Posted by: Patricia Salkin | August 4, 2009

CT Municipalities May Not Require Off-Site Sidewalks as a Condition of Subdivision Approval

On October 6, 2006, the plaintiff (Buttermilk Farms, LLC) filed an application with the Commission seeking approval of a proposed subdivision of its property located in Plymouth (“Town”), into five buildable residential lots.  Each lot abuts the southeast side of Lane Hill Road, which is in poor condition.  The entire front of the proposed subdivision abuts the ten foot strip of unpaved land on the southeast side of Lane Hill Road and the plaintiff’s application did not propose the building of any new roads, nor any new roads that would intersect Lane Hill Road.  The application was received on October 12, 2006, and the Commission informed the plaintiff that it was required to include a sidewalk along the adjacent unpaved shoulder of Lane Hill Road before approval.  Following a series of public hearings, on December 14, 2006 the plaintiff indicated that it had revised its subdivision plan to include a sidewalk, but that it intended to apply for a deferment of the requirement in accordance with town subdivision regulations.  Later believing that the Commission did not have the authority under statute to compel the sidewalk, because the shoulder in question fell outside the boundaries of the proposed subdivision, the Plaintiff removed the proposed sidewalk from its plan and withdrew its request for deferment.  At a public hearing on March 22, 2007, the Plaintiff maintained that it did not own the land the road was located on and the Town maintained the land had not been deeded to it.  At a final hearing on May 10, 2007, the chairman expressed that he understood the regulations to require the Plaintiff to show the sidewalks and subdivisions on the map, even if the Plaintiff believed that it was not required to install them.  The Plaintiff appealed from the commission’s denial of its application to the trial court and the trial court affirmed the decision, from which the Plaintiff appealed.

On appeal the Plaintiff contends that trial court improperly determined that § 8-25 granted the Commission the authority to adopt regulations under which the Commission could require the plaintiff to install off-site sidewalks as a condition of approval of its proposed subdivision.  It has been established that a planning and zoning commission has no inherent powers of its own, only those granted expressly to it by the state.  To determine whether a particular regulation is within the commission’s authority, the court must find the statutory authority for the enactment of the regulation.  The Court noted that because subdivision regulations are in derogation of common-law property rights, the scope of power to adopt regulations should not be extended to include an implication that is not within its express terms.  In the present case, the Court determined that it was required to interpret the language of § 8-25 to determine whether the authority includes the ability to require off-site sidewalks. 

The Court evaluated General Statutes § 1-2z, which directs the Court to consider the text of the statute and its relationship to other statutes.  If the language is unambiguous, a court is required to take the statute on its face, instead of considering its extratextual meaning.  Section 8-25 contains several specific grants of power to the commission, such as “(3) harmonious and safe intersections between proposed streets and existing or proposed principal thoroughfares.”  However, in the absence of an intersection between a proposed street and a presently existing street, no enumeration can be construed to allot the commission the power to require the construction of sidewalks on an existing road which abuts a proposed subdivision.  The Court determined that the language of § 8-25 is clear in that it applies only to the land to be subdivided.  The Court therefore concluded that the language of § 8-25 did not grant the Commission the authority to require off-site sidewalks on existing roads under the disguise of a general power to regulate health and public safety. 

Buttermilk Farms, LLC v.

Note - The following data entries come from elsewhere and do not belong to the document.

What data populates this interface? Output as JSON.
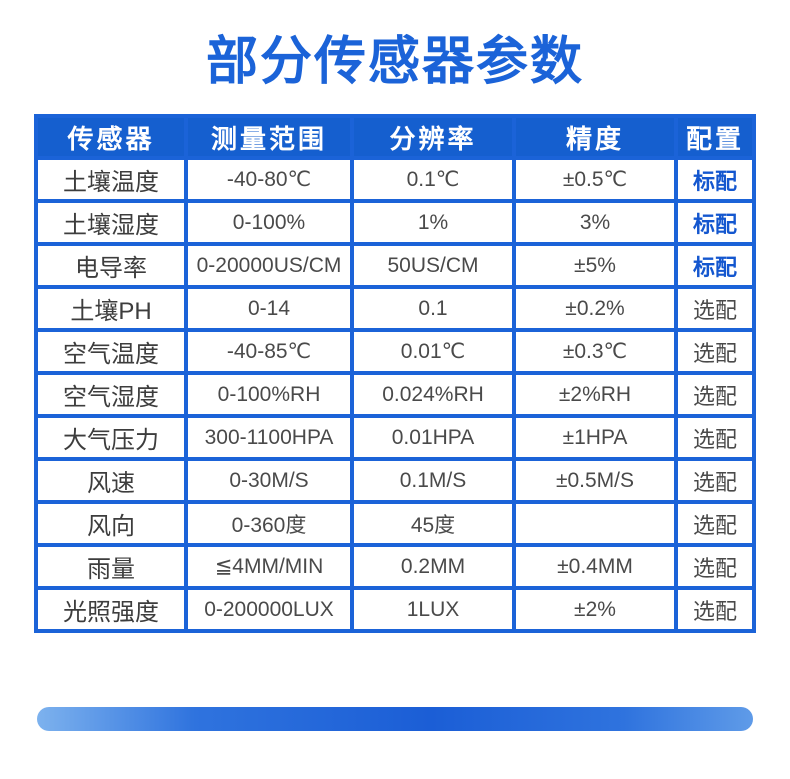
{
  "title": "部分传感器参数",
  "table": {
    "headers": [
      "传感器",
      "测量范围",
      "分辨率",
      "精度",
      "配置"
    ],
    "rows": [
      {
        "cells": [
          "土壤温度",
          "-40-80℃",
          "0.1℃",
          "±0.5℃",
          "标配"
        ],
        "standard": true
      },
      {
        "cells": [
          "土壤湿度",
          "0-100%",
          "1%",
          "3%",
          "标配"
        ],
        "standard": true
      },
      {
        "cells": [
          "电导率",
          "0-20000US/CM",
          "50US/CM",
          "±5%",
          "标配"
        ],
        "standard": true
      },
      {
        "cells": [
          "土壤PH",
          "0-14",
          "0.1",
          "±0.2%",
          "选配"
        ],
        "standard": false
      },
      {
        "cells": [
          "空气温度",
          "-40-85℃",
          "0.01℃",
          "±0.3℃",
          "选配"
        ],
        "standard": false
      },
      {
        "cells": [
          "空气湿度",
          "0-100%RH",
          "0.024%RH",
          "±2%RH",
          "选配"
        ],
        "standard": false
      },
      {
        "cells": [
          "大气压力",
          "300-1100HPA",
          "0.01HPA",
          "±1HPA",
          "选配"
        ],
        "standard": false
      },
      {
        "cells": [
          "风速",
          "0-30M/S",
          "0.1M/S",
          "±0.5M/S",
          "选配"
        ],
        "standard": false
      },
      {
        "cells": [
          "风向",
          "0-360度",
          "45度",
          "",
          "选配"
        ],
        "standard": false
      },
      {
        "cells": [
          "雨量",
          "≦4MM/MIN",
          "0.2MM",
          "±0.4MM",
          "选配"
        ],
        "standard": false
      },
      {
        "cells": [
          "光照强度",
          "0-200000LUX",
          "1LUX",
          "±2%",
          "选配"
        ],
        "standard": false
      }
    ]
  },
  "colors": {
    "title_blue": "#1b63d8",
    "header_bg": "#155fcf",
    "border_blue": "#1b63d8",
    "standard_text_blue": "#1457cf",
    "body_text": "#4a4a4a",
    "background": "#ffffff"
  }
}
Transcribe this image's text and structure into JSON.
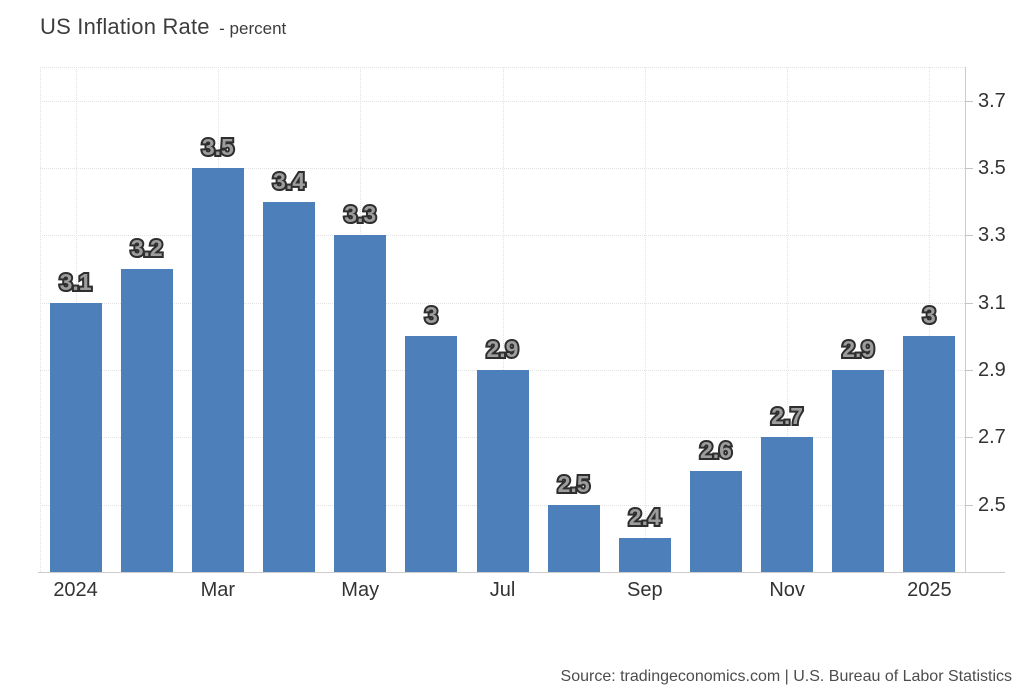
{
  "header": {
    "title": "US Inflation Rate",
    "subtitle": "- percent"
  },
  "footer": {
    "source": "Source: tradingeconomics.com | U.S. Bureau of Labor Statistics"
  },
  "chart_data": {
    "type": "bar",
    "title": "US Inflation Rate",
    "xlabel": "",
    "ylabel": "percent",
    "values": [
      3.1,
      3.2,
      3.5,
      3.4,
      3.3,
      3,
      2.9,
      2.5,
      2.4,
      2.6,
      2.7,
      2.9,
      3
    ],
    "bar_labels": [
      "3.1",
      "3.2",
      "3.5",
      "3.4",
      "3.3",
      "3",
      "2.9",
      "2.5",
      "2.4",
      "2.6",
      "2.7",
      "2.9",
      "3"
    ],
    "x_tick_labels": [
      "2024",
      "Mar",
      "May",
      "Jul",
      "Sep",
      "Nov",
      "2025"
    ],
    "x_tick_indices": [
      0,
      2,
      4,
      6,
      8,
      10,
      12
    ],
    "y_tick_labels": [
      "2.5",
      "2.7",
      "2.9",
      "3.1",
      "3.3",
      "3.5",
      "3.7"
    ],
    "y_tick_values": [
      2.5,
      2.7,
      2.9,
      3.1,
      3.3,
      3.5,
      3.7
    ],
    "ylim": [
      2.3,
      3.8
    ],
    "y_axis_position": "right",
    "grid": "dotted",
    "legend": "none",
    "colors": {
      "bar": "#4d80bb",
      "label_fill": "#9d9d9d",
      "label_outline": "#2e2e2e",
      "grid": "#e2e2e2",
      "axis": "#cccccc",
      "axis_text": "#333333"
    }
  }
}
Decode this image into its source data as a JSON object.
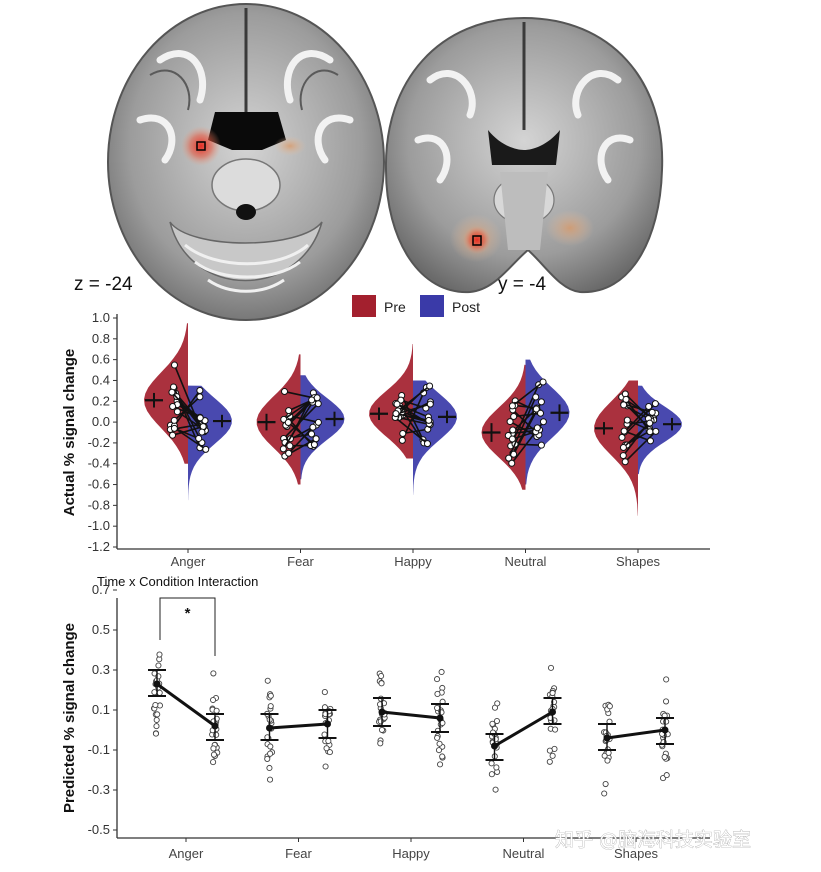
{
  "brain_labels": {
    "axial": "z = -24",
    "coronal": "y = -4"
  },
  "watermark": "知乎 @脑海科技实验室",
  "colors": {
    "pre": "#a3202e",
    "post": "#3a3aa8",
    "axis": "#333333",
    "brain_gray": "#b5b5b5",
    "roi": "#e23b2e"
  },
  "legend": {
    "pre_label": "Pre",
    "post_label": "Post"
  },
  "chart_data": [
    {
      "type": "violin",
      "xlabel": "",
      "ylabel": "Actual % signal change",
      "ylim": [
        -1.2,
        1.0
      ],
      "yticks": [
        "1.0",
        "0.8",
        "0.6",
        "0.4",
        "0.2",
        "0.0",
        "-0.2",
        "-0.4",
        "-0.6",
        "-0.8",
        "-1.0",
        "-1.2"
      ],
      "categories": [
        "Anger",
        "Fear",
        "Happy",
        "Neutral",
        "Shapes"
      ],
      "series": [
        {
          "name": "Pre",
          "means": [
            0.21,
            0.0,
            0.08,
            -0.1,
            -0.06
          ],
          "se": [
            0.07,
            0.08,
            0.06,
            0.09,
            0.06
          ],
          "min": [
            -0.4,
            -0.6,
            -0.35,
            -0.65,
            -0.9
          ],
          "max": [
            0.95,
            0.65,
            0.75,
            0.55,
            0.4
          ]
        },
        {
          "name": "Post",
          "means": [
            0.01,
            0.03,
            0.05,
            0.09,
            -0.02
          ],
          "se": [
            0.06,
            0.07,
            0.06,
            0.08,
            0.06
          ],
          "min": [
            -0.75,
            -0.55,
            -0.7,
            -0.6,
            -0.5
          ],
          "max": [
            0.35,
            0.45,
            0.4,
            0.6,
            0.35
          ]
        }
      ]
    },
    {
      "type": "line",
      "title": "Time x Condition Interaction",
      "xlabel": "",
      "ylabel": "Predicted % signal change",
      "ylim": [
        -0.5,
        0.7
      ],
      "yticks": [
        "0.7",
        "0.5",
        "0.3",
        "0.1",
        "-0.1",
        "-0.3",
        "-0.5"
      ],
      "categories": [
        "Anger",
        "Fear",
        "Happy",
        "Neutral",
        "Shapes"
      ],
      "significance": {
        "category": "Anger",
        "label": "*"
      },
      "series": [
        {
          "name": "Pre",
          "means": [
            0.23,
            0.01,
            0.09,
            -0.08,
            -0.04
          ],
          "ci_low": [
            0.17,
            -0.05,
            0.02,
            -0.15,
            -0.1
          ],
          "ci_high": [
            0.3,
            0.08,
            0.16,
            -0.02,
            0.03
          ]
        },
        {
          "name": "Post",
          "means": [
            0.02,
            0.03,
            0.06,
            0.09,
            0.0
          ],
          "ci_low": [
            -0.05,
            -0.04,
            -0.01,
            0.03,
            -0.07
          ],
          "ci_high": [
            0.08,
            0.1,
            0.13,
            0.16,
            0.06
          ]
        }
      ]
    }
  ]
}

Planning and Zoning Commission of the Town of Plymouth, 2009 WL 1740151 (Conn.  6/30/2009).

 The opinion can be accessed at: http://www.jud.ct.gov/external/supapp/Cases/AROcr/CR292/292CR99.pdf


Responses

  1. This case highlights the important issue of providing safe walkways to encourage people to drive less and walk and bike more. Since no new roads were planned as part of the subdivision and the homes fronted the existing road it seems like the developer should have had some responsibility for providing safe sidewalks for the people living in the subdivision. With nothing but an unpaved shoulder along the main road it is not very likely that residents will choose to walk or bike anywhere, and it is understandable that they will instead choose to drive to their destinations. Given these facts it seems like providing safe sidewalks should fall under the provision of protecting the public health and safety, and thus should have been a valid requirement for approval of the subdivision.